Yes, this is about better information, tools, algorithms—but that’s not all. It’s about the deeply human quest to make the world more livable, safer, more efficient, more sustainable.
Over the past century, the women and men of IBM have played a part in this unfolding story of progress. Today, we feel more confident than ever in people’s capacity to see the world with greater clarity… to map what we see… to understand its dynamics. All of which builds shared belief… in a better future, and in the way each of us can act to make it so.
On this, our 100th anniversary, we wanted to share some lessons we’ve learned. The THINK exhibit is an exploration into how the world works and how to make it work better.
A unique interactive experience
Located on Jaffe Drive at Lincoln Center in New York, the THINK exhibit combined three unique experiences to engage visitors in a conversation about how we can improve the way we live and work.
Visitors approaching the exhibit were drawn in by striking patterns displayed on a 123-foot digital wall. The wall visualizes, in real time, the live data streaming from the systems surrounding the exhibit, from traffic on Broadway, to solar energy, to air quality. Visitors discovered how we can now see change, waste and opportunities in the world’s systems.
Inside the exhibit space, visitors stepped into a media field composed of 40 seven-foot screens. As the screens came to life, visitors discovered a 12-minute immersive film. A kaleidoscope of images and sound surrounded them. They were enveloped in a rich narrative about the pattern of progress, told through awe-inspiring stories of the past and present. They were inspired to think about humankind's quest for progress, and about making our world work better, today.
At the conclusion of the film, the 40 media panels became interactive touchscreens, transforming the space into a forest of discovery. Visitors could explore our quest to see more—from clocks and scales to microscopes and telescopes, RFID chips and biomedical sensors. They learned how maps have been used to track data, from early geographical maps to the most recent databases and data visualization platforms. They interacted with the models used to understand the complex behaviors of our world—from weather prediction algorithms to virus spread simulations. They heard from leaders of world-changing initiatives about how they built belief. And they read about some of the most inspiring examples of systemic progress around the world. Each touchscreen also gave visitors the opportunity to provide their point of view and learn what others were thinking.
An approach to making the world work better
While each leap of progress requires its own intelligence, work, and courage, many of them are the result of a distinct, repeatable pattern. The THINK exhibit explores how progress is shaped through a common and systematic approach.
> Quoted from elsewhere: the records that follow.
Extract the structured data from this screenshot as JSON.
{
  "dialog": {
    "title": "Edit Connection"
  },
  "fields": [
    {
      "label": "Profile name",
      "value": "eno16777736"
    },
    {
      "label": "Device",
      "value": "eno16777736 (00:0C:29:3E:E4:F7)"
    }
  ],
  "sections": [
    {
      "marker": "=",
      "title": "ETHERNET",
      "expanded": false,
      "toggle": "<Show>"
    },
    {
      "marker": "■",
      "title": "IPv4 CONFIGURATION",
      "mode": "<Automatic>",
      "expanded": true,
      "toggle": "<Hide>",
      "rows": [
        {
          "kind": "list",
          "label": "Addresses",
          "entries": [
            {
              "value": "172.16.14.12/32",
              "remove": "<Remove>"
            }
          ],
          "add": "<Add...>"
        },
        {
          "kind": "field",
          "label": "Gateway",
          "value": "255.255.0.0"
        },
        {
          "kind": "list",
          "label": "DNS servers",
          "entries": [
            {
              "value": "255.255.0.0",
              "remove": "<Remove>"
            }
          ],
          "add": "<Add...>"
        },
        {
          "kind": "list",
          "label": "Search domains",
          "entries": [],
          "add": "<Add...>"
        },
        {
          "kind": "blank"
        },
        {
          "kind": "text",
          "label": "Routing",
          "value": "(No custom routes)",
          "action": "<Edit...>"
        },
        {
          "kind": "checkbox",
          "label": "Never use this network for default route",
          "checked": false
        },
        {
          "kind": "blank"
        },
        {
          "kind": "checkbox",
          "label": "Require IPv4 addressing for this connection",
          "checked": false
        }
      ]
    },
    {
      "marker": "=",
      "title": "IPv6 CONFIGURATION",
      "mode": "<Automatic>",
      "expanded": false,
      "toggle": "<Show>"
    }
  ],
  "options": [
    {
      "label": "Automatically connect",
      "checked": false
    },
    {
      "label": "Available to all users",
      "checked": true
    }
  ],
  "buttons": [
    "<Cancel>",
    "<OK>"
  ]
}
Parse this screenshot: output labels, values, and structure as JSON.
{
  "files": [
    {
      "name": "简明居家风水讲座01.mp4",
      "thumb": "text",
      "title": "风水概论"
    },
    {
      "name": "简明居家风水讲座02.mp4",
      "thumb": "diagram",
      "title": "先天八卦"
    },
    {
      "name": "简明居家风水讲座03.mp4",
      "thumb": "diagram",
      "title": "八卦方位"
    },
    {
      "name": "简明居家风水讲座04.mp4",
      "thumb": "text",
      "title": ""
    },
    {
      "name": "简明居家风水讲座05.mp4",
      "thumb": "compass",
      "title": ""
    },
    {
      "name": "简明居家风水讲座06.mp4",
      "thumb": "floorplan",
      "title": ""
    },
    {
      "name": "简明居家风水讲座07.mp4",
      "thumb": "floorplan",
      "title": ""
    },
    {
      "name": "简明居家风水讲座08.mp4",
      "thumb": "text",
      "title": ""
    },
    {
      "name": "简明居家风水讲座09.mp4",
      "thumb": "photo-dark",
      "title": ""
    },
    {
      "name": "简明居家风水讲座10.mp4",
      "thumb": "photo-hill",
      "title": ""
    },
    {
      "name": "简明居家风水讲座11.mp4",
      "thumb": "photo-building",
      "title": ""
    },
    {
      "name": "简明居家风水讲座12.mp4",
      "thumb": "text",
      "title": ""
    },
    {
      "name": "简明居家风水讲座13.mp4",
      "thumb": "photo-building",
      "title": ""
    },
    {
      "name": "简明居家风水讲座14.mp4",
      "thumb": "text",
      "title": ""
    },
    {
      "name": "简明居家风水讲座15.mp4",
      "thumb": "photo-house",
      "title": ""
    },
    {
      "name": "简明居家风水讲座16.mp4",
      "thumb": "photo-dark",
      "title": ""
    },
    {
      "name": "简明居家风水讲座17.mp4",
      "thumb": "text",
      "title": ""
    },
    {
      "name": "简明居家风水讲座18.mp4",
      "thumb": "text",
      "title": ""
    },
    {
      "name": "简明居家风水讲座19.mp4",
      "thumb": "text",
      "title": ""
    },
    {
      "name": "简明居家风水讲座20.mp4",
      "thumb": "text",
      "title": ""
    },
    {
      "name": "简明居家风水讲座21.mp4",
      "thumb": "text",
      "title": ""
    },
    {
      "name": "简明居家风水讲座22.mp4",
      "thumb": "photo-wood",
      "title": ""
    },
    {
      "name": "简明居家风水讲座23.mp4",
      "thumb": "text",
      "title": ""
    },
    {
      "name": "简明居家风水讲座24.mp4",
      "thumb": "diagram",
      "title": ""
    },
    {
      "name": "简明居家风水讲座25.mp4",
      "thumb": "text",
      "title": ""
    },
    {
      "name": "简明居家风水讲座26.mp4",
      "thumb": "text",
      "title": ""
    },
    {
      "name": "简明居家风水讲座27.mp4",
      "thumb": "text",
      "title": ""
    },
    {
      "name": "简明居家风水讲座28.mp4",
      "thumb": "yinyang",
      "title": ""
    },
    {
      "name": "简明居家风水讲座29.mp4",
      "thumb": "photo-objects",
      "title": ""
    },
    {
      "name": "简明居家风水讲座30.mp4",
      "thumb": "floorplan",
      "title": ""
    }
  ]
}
For much of human history, we had just five senses to measure the world around us. As our curiosity grew, we built measurement tools, from clocks and scales to microscopes and telescopes. Now, billions of technological sensors and sophisticated imaging devices are capturing massive amounts of data about every imaginable phenomenon. For the first time ever, we can see in great detail into the natural and manmade systems that make up our world.
All the information we’re collecting becomes much more effective when it’s organized. We’ve used maps to organize data for millennia. Throughout history, maps have revealed patterns in what appeared to be chaos, inspired explorers, and guided development and innovation. Now, our maps are more powerful and insightful than ever. They’re dynamic, multi-dimensional, and collaborative. Today’s mapping platforms give us the ability to organize and express information about any facet from every perspective—in real time.
To improve the world’s systems, we must first understand why they behave the way they do. That means untangling the actions of thousands of component parts. It’s not possible to do this on brainpower alone. Which is why we always built models—from physical prototypes to mathematical calculations. Now we have new tools to see into the future in a less risky manner. Supercomputers, analytics software, and networking technologies allow us to simulate the behavior and interactions of vast systems. We can now virtually explore ideas and hypotheses that were too dangerous or even impossible to test until now.
Change is easy. It happens by itself. Progress, on the other hand, is deliberate. It won’t take root until someone believes it’s possible and convinces others that action will be worth the effort. This takes perseverance and the ability to convince skeptics to overcome the status quo. Conviction and willpower are necessary to foster belief. But technology has a role as well. Reliable data, timely maps and effective simulations can all help reveal the path to progress.
No single individual can cure cancer. No one person will ever solve traffic congestion or mitigate water pollution or build a more efficient supply chain. Sustainable progress requires massive coordination, cooperation, perpetual monitoring and automation. It takes teamwork and technology to manage complexity. Acting is never over, because our systems are alive. But when we wrangle one, we learn about the others. Making progress is extraordinarily difficult, but the more we do it, the more we learn, and the easier it becomes.